Case ID: ad2d_211/html/0541-02.html
Source: Caselaw Access Project
Author: {"author": "", "license": "Public Domain", "url": "https://static.case.law/"}
Date Created: 2024-08-24T03:29:51.129683

Catalina Meyer, Appellant, v Shearson Lehman Brothers, Inc., et al., Respondents.
    [621 NYS2d 346]
   Order, Supreme Court, New York County (Martin Schoenfeld, J.), entered on or about December 7, 1993, which, inter alia, granted the motion by defendant Shearson Lehman Brothers, Inc. ("Shearson”) for summary judgment pursuant to CPLR 3212 dismissing, with prejudice, the first, fourth, fifth, seventh, eighth, tenth, eleventh, and twelfth causes of action of plaintiffs complaint against defendant Shearson and which dismissed, with prejudice, the second, third, thirteenth, fourteenth and fifteenth causes of action for failure to state a cause of action against defendant Shearson, and as against the other defendants, without prejudice to their assertion in a separate action, unanimously affirmed, with costs.

The IAS Court properly dismissed, without prejudice to their assertion in a separate action against the other defendants, plaintiff’s second, third, thirteenth, fourteenth and fifteenth causes of action, which were asserted solely against defendants, other than defendant Shearson, who were parties to neither a New York Stock Exchange arbitration, wherein Shearson was awarded $580,049.00, nor an April 30, 1991 stipulation between the plaintiff and Shearson, wherein the plaintiff specifically acknowledged the validity of the arbitration award and agreed to limit the underlying action to the parties and issues set forth in the stipulation, since the IAS Court thereby enforced the stipulation of settlement, negotiated and drafted by the parties’ attorneys, as valid and binding upon the parties (see, World Color v Collectors’ Guild, 181 AD2d 430, lv dismissed 80 NY2d 924).

Nor did the IAS Court err in dismissing the fourth cause of action, seeking to set aside plaintiff’s 1979 settlement with Shearson, as barred by the six-year Statute of Limitations for causes of action for fraud, rescission and duress set forth in CPLR 213, since defendant Shearson presented prima facie proof establishing that the six-year Statute of Limitations had expired in July of 1985, more than six years before the commencement of the underlying action, and since the plaintiff failed to produce evidentiary proof establishing that the limitation period was tolled by its inability to discover Shear-son’s alleged fraud until 1992 (see, Watts v Exxon Corp., 188 AD2d 74).

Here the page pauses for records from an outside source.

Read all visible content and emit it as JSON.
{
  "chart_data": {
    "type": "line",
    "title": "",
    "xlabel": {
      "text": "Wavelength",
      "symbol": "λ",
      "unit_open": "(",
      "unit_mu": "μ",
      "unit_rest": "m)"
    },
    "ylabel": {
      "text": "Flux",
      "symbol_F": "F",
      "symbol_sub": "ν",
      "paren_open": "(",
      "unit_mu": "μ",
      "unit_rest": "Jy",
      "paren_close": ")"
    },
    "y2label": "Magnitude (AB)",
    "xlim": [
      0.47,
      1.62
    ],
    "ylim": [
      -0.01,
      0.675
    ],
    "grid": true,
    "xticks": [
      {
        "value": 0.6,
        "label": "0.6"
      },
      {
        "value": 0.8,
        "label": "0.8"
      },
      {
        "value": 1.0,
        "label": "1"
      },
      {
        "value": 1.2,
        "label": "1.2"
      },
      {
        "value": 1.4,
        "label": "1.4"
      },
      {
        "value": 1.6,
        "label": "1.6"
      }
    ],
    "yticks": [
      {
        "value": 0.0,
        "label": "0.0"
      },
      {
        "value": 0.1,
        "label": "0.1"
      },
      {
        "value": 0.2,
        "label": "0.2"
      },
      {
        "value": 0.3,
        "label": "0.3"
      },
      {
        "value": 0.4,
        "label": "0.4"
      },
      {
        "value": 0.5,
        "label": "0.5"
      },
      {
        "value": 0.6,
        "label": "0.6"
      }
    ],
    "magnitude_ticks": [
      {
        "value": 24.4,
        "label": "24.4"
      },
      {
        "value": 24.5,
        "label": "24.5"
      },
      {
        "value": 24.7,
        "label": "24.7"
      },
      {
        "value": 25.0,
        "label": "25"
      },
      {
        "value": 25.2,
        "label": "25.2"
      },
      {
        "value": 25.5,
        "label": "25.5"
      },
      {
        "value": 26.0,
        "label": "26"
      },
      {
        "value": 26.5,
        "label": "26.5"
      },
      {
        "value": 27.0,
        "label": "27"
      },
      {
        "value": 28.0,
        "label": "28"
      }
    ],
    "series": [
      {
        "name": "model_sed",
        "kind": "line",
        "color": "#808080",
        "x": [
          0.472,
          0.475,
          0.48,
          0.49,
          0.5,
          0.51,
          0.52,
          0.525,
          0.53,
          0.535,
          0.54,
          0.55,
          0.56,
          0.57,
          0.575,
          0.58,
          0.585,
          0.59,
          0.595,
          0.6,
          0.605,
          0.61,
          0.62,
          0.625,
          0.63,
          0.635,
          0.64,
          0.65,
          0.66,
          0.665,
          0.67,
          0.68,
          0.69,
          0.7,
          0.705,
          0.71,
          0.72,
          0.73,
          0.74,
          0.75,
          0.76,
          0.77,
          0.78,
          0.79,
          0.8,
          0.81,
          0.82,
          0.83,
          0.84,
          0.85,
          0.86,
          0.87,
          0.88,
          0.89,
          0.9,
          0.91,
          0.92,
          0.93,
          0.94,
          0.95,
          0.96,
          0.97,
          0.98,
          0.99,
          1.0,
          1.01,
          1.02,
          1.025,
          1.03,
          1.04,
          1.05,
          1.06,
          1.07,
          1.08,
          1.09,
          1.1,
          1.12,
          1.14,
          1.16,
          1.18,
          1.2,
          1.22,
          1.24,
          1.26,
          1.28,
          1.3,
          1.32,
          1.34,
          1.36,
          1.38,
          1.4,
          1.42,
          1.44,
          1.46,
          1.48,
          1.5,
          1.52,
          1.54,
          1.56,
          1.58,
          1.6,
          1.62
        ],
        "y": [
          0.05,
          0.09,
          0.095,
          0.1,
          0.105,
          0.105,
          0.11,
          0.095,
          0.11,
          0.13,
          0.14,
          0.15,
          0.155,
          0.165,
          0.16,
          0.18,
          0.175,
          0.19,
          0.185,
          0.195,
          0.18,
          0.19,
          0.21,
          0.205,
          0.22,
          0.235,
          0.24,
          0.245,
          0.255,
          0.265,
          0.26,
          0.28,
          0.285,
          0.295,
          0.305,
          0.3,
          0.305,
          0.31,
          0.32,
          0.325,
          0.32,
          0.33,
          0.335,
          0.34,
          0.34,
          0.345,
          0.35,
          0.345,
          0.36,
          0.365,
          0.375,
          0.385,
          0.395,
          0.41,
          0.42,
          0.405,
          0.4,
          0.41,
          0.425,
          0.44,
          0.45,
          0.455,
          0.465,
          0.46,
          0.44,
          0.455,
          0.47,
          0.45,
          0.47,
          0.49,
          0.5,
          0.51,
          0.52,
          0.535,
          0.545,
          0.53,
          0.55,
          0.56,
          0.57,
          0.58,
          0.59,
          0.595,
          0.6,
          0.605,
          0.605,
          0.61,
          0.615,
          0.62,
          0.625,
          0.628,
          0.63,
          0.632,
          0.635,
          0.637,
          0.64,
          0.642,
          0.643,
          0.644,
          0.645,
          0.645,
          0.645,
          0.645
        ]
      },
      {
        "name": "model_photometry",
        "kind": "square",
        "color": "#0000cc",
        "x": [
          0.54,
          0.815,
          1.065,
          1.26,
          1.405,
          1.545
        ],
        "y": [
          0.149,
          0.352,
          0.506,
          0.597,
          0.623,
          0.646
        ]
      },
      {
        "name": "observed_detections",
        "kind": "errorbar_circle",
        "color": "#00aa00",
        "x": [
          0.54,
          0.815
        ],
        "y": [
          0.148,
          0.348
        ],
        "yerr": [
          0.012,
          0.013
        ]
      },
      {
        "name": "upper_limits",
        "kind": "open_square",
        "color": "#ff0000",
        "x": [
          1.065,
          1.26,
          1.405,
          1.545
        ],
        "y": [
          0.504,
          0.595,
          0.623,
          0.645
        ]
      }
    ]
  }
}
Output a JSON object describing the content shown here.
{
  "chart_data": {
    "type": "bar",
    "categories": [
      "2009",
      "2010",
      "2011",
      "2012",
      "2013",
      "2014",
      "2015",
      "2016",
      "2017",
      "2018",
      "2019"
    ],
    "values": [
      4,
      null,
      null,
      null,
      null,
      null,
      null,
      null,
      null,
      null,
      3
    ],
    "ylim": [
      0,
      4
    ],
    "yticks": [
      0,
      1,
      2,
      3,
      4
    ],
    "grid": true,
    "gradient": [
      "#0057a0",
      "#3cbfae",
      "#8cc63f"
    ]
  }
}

The fifth cause of action, wherein the plaintiff sought a fee for breach of contract to pay plaintiff a finder’s fee for certain pension fund business which the plaintiff had allegedly brought to Shearson, was also properly dismissed as barred by the Statute of Frauds (General Obligations Law § 5-701 [a] [10]), which provides in pertinent part that an oral agreement is void if it is one "to pay compensation for services rendered in * * * negotiating the purchase, sale, exchange, renting or leasing of * * * a business opportunity” (see, Sporn v Suffolk Mktg., 56 NY2d 864; Dura v Walker, Hart & Co., 27 NY2d 346, 348-349).

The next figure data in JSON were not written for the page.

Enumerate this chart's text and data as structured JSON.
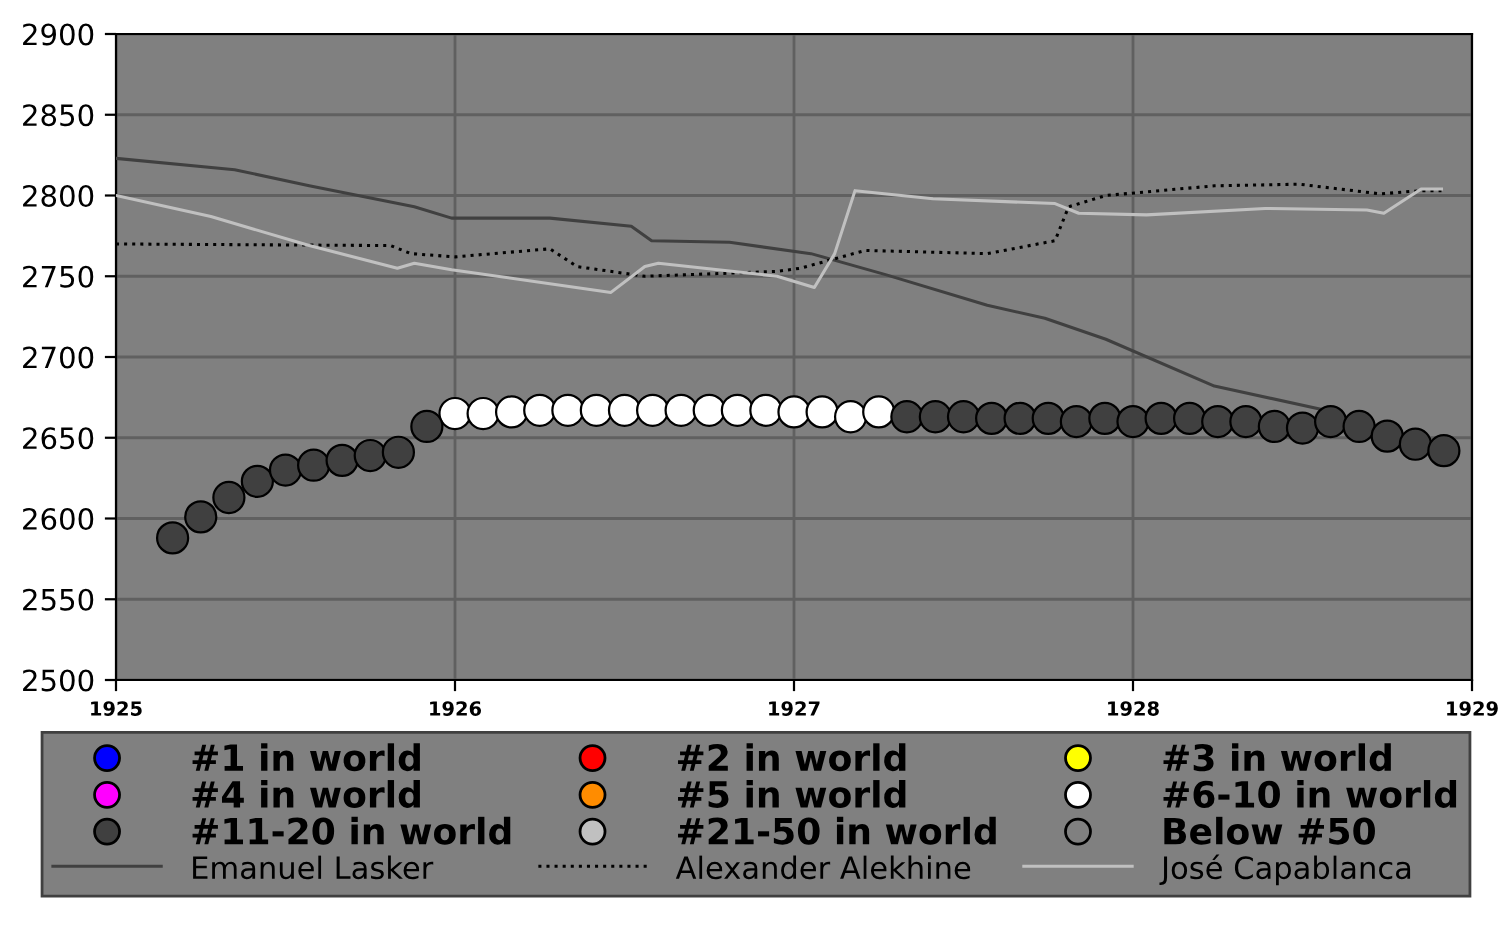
{
  "chart_data": {
    "type": "line",
    "xlim": [
      1925,
      1929
    ],
    "xticks": [
      1925,
      1926,
      1927,
      1928,
      1929
    ],
    "ylim": [
      2500,
      2900
    ],
    "yticks": [
      2500,
      2550,
      2600,
      2650,
      2700,
      2750,
      2800,
      2850,
      2900
    ],
    "grid": true,
    "legend": "bottom",
    "series": [
      {
        "name": "#1 in world",
        "type": "scatter",
        "marker": "circle",
        "color": "#0000ff"
      },
      {
        "name": "#2 in world",
        "type": "scatter",
        "marker": "circle",
        "color": "#ff0000"
      },
      {
        "name": "#3 in world",
        "type": "scatter",
        "marker": "circle",
        "color": "#ffff00"
      },
      {
        "name": "#4 in world",
        "type": "scatter",
        "marker": "circle",
        "color": "#ff00ff"
      },
      {
        "name": "#5 in world",
        "type": "scatter",
        "marker": "circle",
        "color": "#ff8c00"
      },
      {
        "name": "#6-10 in world",
        "type": "scatter",
        "marker": "circle",
        "color": "#ffffff",
        "x": [
          1926.0,
          1926.083,
          1926.167,
          1926.25,
          1926.333,
          1926.417,
          1926.5,
          1926.583,
          1926.667,
          1926.75,
          1926.833,
          1926.917,
          1927.0,
          1927.083,
          1927.167,
          1927.25
        ],
        "values": [
          2665,
          2665,
          2666,
          2667,
          2667,
          2667,
          2667,
          2667,
          2667,
          2667,
          2667,
          2667,
          2666,
          2666,
          2663,
          2666
        ]
      },
      {
        "name": "#11-20 in world",
        "type": "scatter",
        "marker": "circle",
        "color": "#404040",
        "x": [
          1925.167,
          1925.25,
          1925.333,
          1925.417,
          1925.5,
          1925.583,
          1925.667,
          1925.75,
          1925.833,
          1925.917,
          1927.333,
          1927.417,
          1927.5,
          1927.583,
          1927.667,
          1927.75,
          1927.833,
          1927.917,
          1928.0,
          1928.083,
          1928.167,
          1928.25,
          1928.333,
          1928.417,
          1928.5,
          1928.583,
          1928.667,
          1928.75,
          1928.833,
          1928.917
        ],
        "values": [
          2588,
          2601,
          2613,
          2623,
          2630,
          2633,
          2636,
          2639,
          2641,
          2657,
          2663,
          2663,
          2663,
          2662,
          2662,
          2662,
          2660,
          2662,
          2660,
          2662,
          2662,
          2660,
          2660,
          2657,
          2656,
          2660,
          2657,
          2651,
          2646,
          2642
        ]
      },
      {
        "name": "#21-50 in world",
        "type": "scatter",
        "marker": "circle",
        "color": "#c0c0c0"
      },
      {
        "name": "Below #50",
        "type": "scatter",
        "marker": "circle",
        "color": "#808080"
      },
      {
        "name": "Emanuel Lasker",
        "marker": "none",
        "line_style": "solid",
        "color": "#404040",
        "x": [
          1925.0,
          1925.35,
          1925.57,
          1925.88,
          1925.99,
          1926.28,
          1926.52,
          1926.58,
          1926.81,
          1927.05,
          1927.27,
          1927.57,
          1927.74,
          1927.92,
          1928.24,
          1928.59
        ],
        "values": [
          2823,
          2816,
          2806,
          2793,
          2786,
          2786,
          2781,
          2772,
          2771,
          2764,
          2751,
          2732,
          2724,
          2711,
          2682,
          2666
        ]
      },
      {
        "name": "Alexander Alekhine",
        "marker": "none",
        "line_style": "dotted",
        "color": "#000000",
        "x": [
          1925.0,
          1925.81,
          1925.87,
          1926.0,
          1926.28,
          1926.36,
          1926.56,
          1926.95,
          1927.02,
          1927.21,
          1927.57,
          1927.77,
          1927.81,
          1927.92,
          1928.24,
          1928.49,
          1928.73,
          1928.85,
          1928.91
        ],
        "values": [
          2770,
          2769,
          2764,
          2762,
          2767,
          2756,
          2750,
          2753,
          2755,
          2766,
          2764,
          2772,
          2793,
          2800,
          2806,
          2807,
          2801,
          2803,
          2803
        ]
      },
      {
        "name": "José Capablanca",
        "marker": "none",
        "line_style": "solid",
        "color": "#c0c0c0",
        "x": [
          1925.0,
          1925.28,
          1925.57,
          1925.83,
          1925.88,
          1925.99,
          1926.46,
          1926.56,
          1926.6,
          1926.95,
          1927.06,
          1927.12,
          1927.18,
          1927.41,
          1927.77,
          1927.84,
          1928.04,
          1928.39,
          1928.69,
          1928.74,
          1928.85,
          1928.91
        ],
        "values": [
          2800,
          2787,
          2769,
          2755,
          2758,
          2754,
          2740,
          2756,
          2758,
          2750,
          2743,
          2764,
          2803,
          2798,
          2795,
          2789,
          2788,
          2792,
          2791,
          2789,
          2804,
          2804
        ]
      }
    ]
  }
}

The LAS Court also properly dismissed, as barred by the one-year Statute of Limitations set forth in CPLR 215 (3), the seventh and eighth causes of action of the plaintiff’s complaint, seeking damages for an alleged battery in September of 1988, which is characterized by the plaintiff as defendant Shearson’s alleged failure to provide a "safe workplace”, since, when applying a Statute of Limitations, courts look to the essence of the stated claim and not the label by which a plaintiff chooses to identify it and plaintiff, therefore, cannot avoid the one-year Statute of Limitations for battery merely by labeling her complaint a cause of action for negligence or breach of contract (Brick v Cohn-Hall-Marx Co., 276 NY 259, 264).

Nor did the IAS Court err in dismissing the tenth, eleventh and twelfth causes of action, seeking monetary damages for defendant Shearson’s alleged defamation and "blackballing” of the plaintiff within the brokerage community when she sought employment therein, for the plaintiff’s failure, in both the complaint and in opposing the motion for summary judgment, to lay bare her proofs and make an evidentiary showing that there exist genuine, triable issues of fact requiring a trial (see, Oates v Marino, 106 AD2d 289, 291-292), by setting forth the specific defamatory words complained of (see, Pappalardo v Westchester Rockland Newspapers, 101 AD2d 830, affd 64 NY2d 862), and as barred by the one-year Statute of Limitations for defamation set forth in CPLR 215 (3) (Clark v New York Tel. Co., 52 AD2d 1030, affd 41 NY2d 1069).

We have reviewed the plaintiff’s remaining claims and find them to be without merit. Concur—Murphy, P. J., Rosenberger, Williams and Tom, JJ.